Nach Angaben des RKI ist das Leitsymptom der Lungentuberkulose Husten mit oder ohne Auswurf, wobei dieser auch blutig sein kann. Gelegentlich komme es zu Brustschmerzen und Atemnot. "Jeder länger als drei Wochen bestehende Husten sollte daher unbedingt ärztlich untersucht werden. Bei blutigem Auswurf ist eine sofortige Abklärung erforderlich. Mögliche weitere Allgemeinsymptome sind Einschränkungen des Allgemeinbefindens, Appetitmangel, Gewichtsabnahme, leichtes Fieber, vermehrtes Schwitzen (besonders nachts), Müdigkeit, allgemeine Schwäche oder Zeichen ähnlich denen eines grippalen Infektes."

Impfung gibt es keine

Die BCG-Impfung gegen Tuberkulose wird von der Ständigen Impfkommission (STIKO) am Robert Koch-Institut seit 1998 nicht mehr empfohlen.
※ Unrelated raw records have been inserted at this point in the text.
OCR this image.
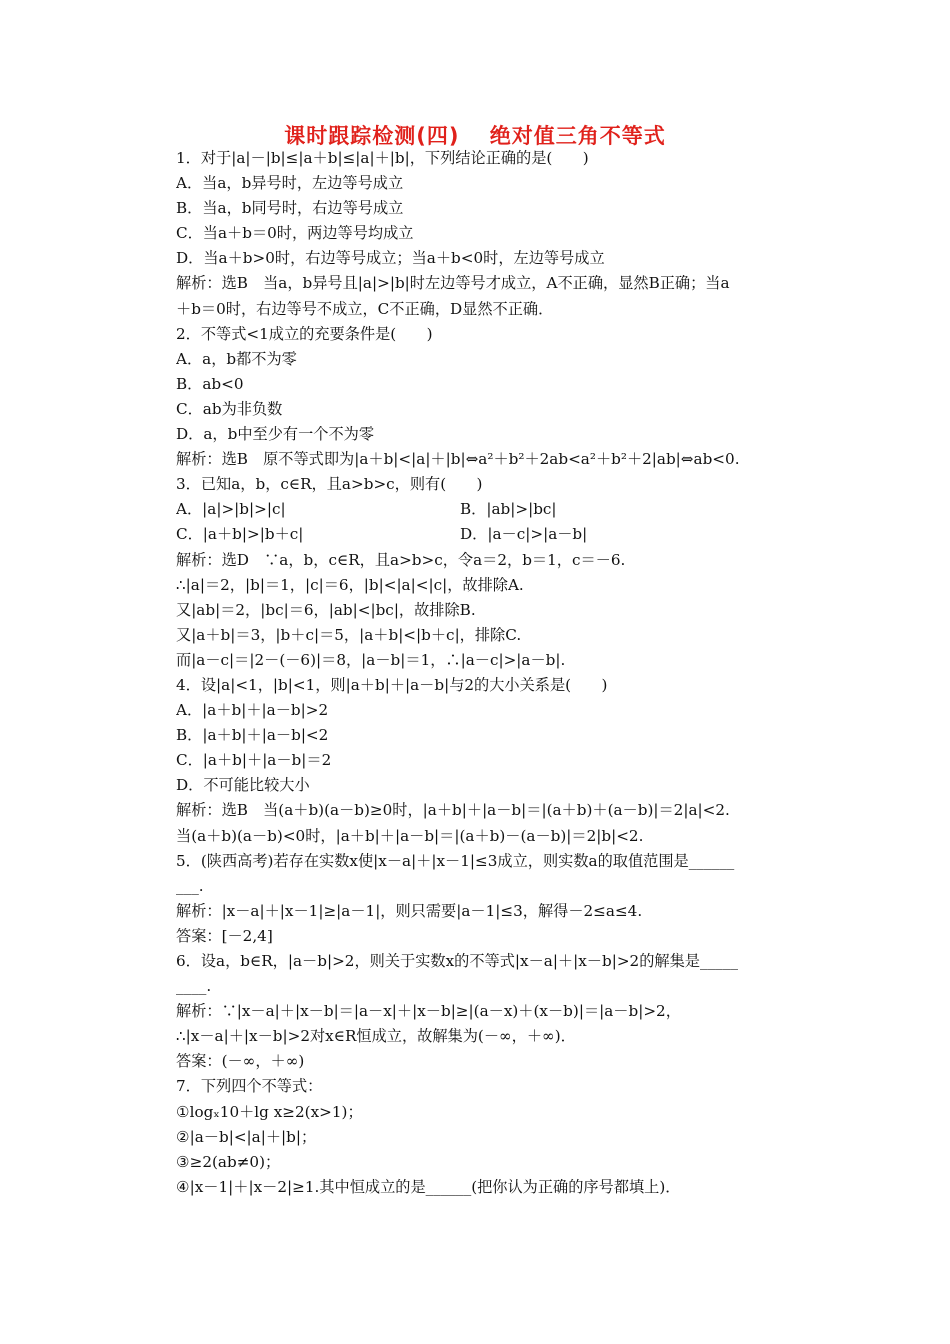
课时跟踪检测(四)　 绝对值三角不等式
1．对于|a|－|b|≤|a＋b|≤|a|＋|b|，下列结论正确的是(　　)
A．当a，b异号时，左边等号成立
B．当a，b同号时，右边等号成立
C．当a＋b＝0时，两边等号均成立
D．当a＋b>0时，右边等号成立；当a＋b<0时，左边等号成立
解析：选B　当a，b异号且|a|>|b|时左边等号才成立，A不正确，显然B正确；当a
＋b＝0时，右边等号不成立，C不正确，D显然不正确．
2．不等式<1成立的充要条件是(　　)
A．a，b都不为零
B．ab<0
C．ab为非负数
D．a，b中至少有一个不为零
解析：选B　原不等式即为|a＋b|<|a|＋|b|⇔a²＋b²＋2ab<a²＋b²＋2|ab|⇔ab<0.
3．已知a，b，c∈R，且a>b>c，则有(　　)
A．|a|>|b|>|c|	B．|ab|>|bc|
C．|a＋b|>|b＋c|	D．|a－c|>|a－b|
解析：选D　∵a，b，c∈R，且a>b>c，令a＝2，b＝1，c＝－6.
∴|a|＝2，|b|＝1，|c|＝6，|b|<|a|<|c|，故排除A.
又|ab|＝2，|bc|＝6，|ab|<|bc|，故排除B.
又|a＋b|＝3，|b＋c|＝5，|a＋b|<|b＋c|，排除C.
而|a－c|＝|2－(－6)|＝8，|a－b|＝1，∴|a－c|>|a－b|.
4．设|a|<1，|b|<1，则|a＋b|＋|a－b|与2的大小关系是(　　)
A．|a＋b|＋|a－b|>2
B．|a＋b|＋|a－b|<2
C．|a＋b|＋|a－b|＝2
D．不可能比较大小
解析：选B　当(a＋b)(a－b)≥0时，|a＋b|＋|a－b|＝|(a＋b)＋(a－b)|＝2|a|<2.
当(a＋b)(a－b)<0时，|a＋b|＋|a－b|＝|(a＋b)－(a－b)|＝2|b|<2.
5．(陕西高考)若存在实数x使|x－a|＋|x－1|≤3成立，则实数a的取值范围是______
___.
解析：|x－a|＋|x－1|≥|a－1|，则只需要|a－1|≤3，解得－2≤a≤4.
答案：[－2,4]
6．设a，b∈R，|a－b|>2，则关于实数x的不等式|x－a|＋|x－b|>2的解集是_____
____.
解析：∵|x－a|＋|x－b|＝|a－x|＋|x－b|≥|(a－x)＋(x－b)|＝|a－b|>2，
∴|x－a|＋|x－b|>2对x∈R恒成立，故解集为(－∞，＋∞)．
答案：(－∞，＋∞)
7．下列四个不等式：
①logₓ10＋lg x≥2(x>1)；
②|a－b|<|a|＋|b|；
③≥2(ab≠0)；
④|x－1|＋|x－2|≥1.其中恒成立的是______(把你认为正确的序号都填上)．
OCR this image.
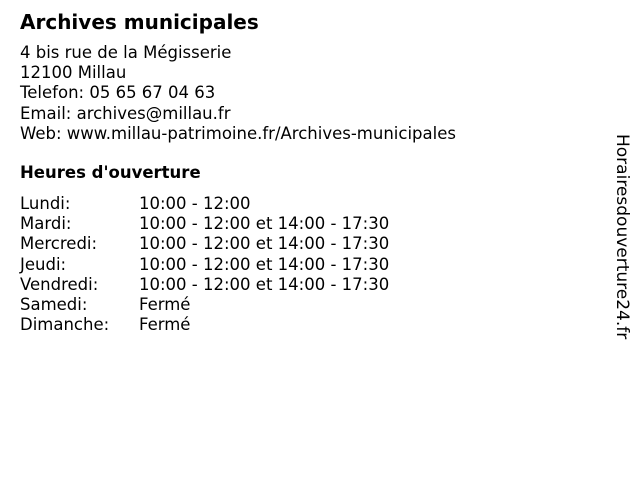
Archives municipales
4 bis rue de la Mégisserie
12100 Millau
Telefon: 05 65 67 04 63
Email: archives@millau.fr
Web: www.millau-patrimoine.fr/Archives-municipales
Heures d'ouverture
Lundi:	10:00 - 12:00
Mardi:	10:00 - 12:00 et 14:00 - 17:30
Mercredi:	10:00 - 12:00 et 14:00 - 17:30
Jeudi:	10:00 - 12:00 et 14:00 - 17:30
Vendredi: 10:00 - 12:00 et 14:00 - 17:30
Samedi:	Fermé
Dimanche: Fermé	Horairesdouverture24.fr
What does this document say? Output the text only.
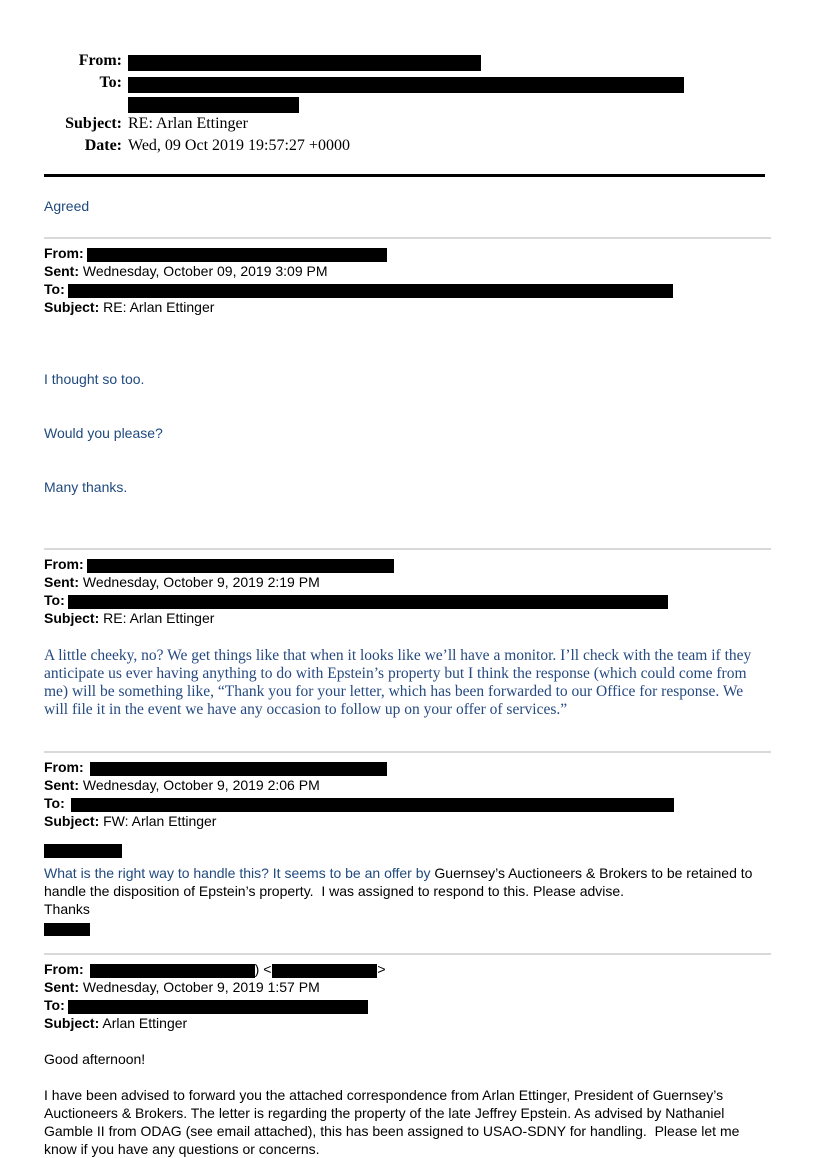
From:
To:
Subject: RE: Arlan Ettinger
Date: Wed, 09 Oct 2019 19:57:27 +0000
Agreed
From:
Sent: Wednesday, October 09, 2019 3:09 PM
To:
Subject: RE: Arlan Ettinger

I thought so too.

Would you please?

Many thanks.

From:
Sent: Wednesday, October 9, 2019 2:19 PM
To:
Subject: RE: Arlan Ettinger
A little cheeky, no? We get things like that when it looks like we’ll have a monitor. I’ll check with the team if they anticipate us ever having anything to do with Epstein’s property but I think the response (which could come from me) will be something like, “Thank you for your letter, which has been forwarded to our Office for response. We will file it in the event we have any occasion to follow up on your offer of services.”
From:
Sent: Wednesday, October 9, 2019 2:06 PM
To:
Subject: FW: Arlan Ettinger
What is the right way to handle this? It seems to be an offer by Guernsey’s Auctioneers & Brokers to be retained to handle the disposition of Epstein’s property.  I was assigned to respond to this. Please advise.
Thanks
From:	) <	>
Sent: Wednesday, October 9, 2019 1:57 PM
To:
Subject: Arlan Ettinger
Good afternoon!
I have been advised to forward you the attached correspondence from Arlan Ettinger, President of Guernsey’s Auctioneers & Brokers. The letter is regarding the property of the late Jeffrey Epstein. As advised by Nathaniel Gamble II from ODAG (see email attached), this has been assigned to USAO-SDNY for handling.  Please let me know if you have any questions or concerns.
Zu den Gründen gehören unter anderem eine nicht sicher belegbare Wirksamkeit der Impfung sowie die unerwünschten Nebenwirkungen des Impfstoffes. Dies entspreche den Empfehlungen der WHO, die vorgeschlagen hat, in Populationen, deren Infektionsrisiko für Tuberkulose unter 0,1 Prozent liege, keine generelle BCG-Impfung durchzuführen, so das RKI. Ein Impfstoff sei in Deutschland nicht mehr zugelassen, international aber noch verfügbar.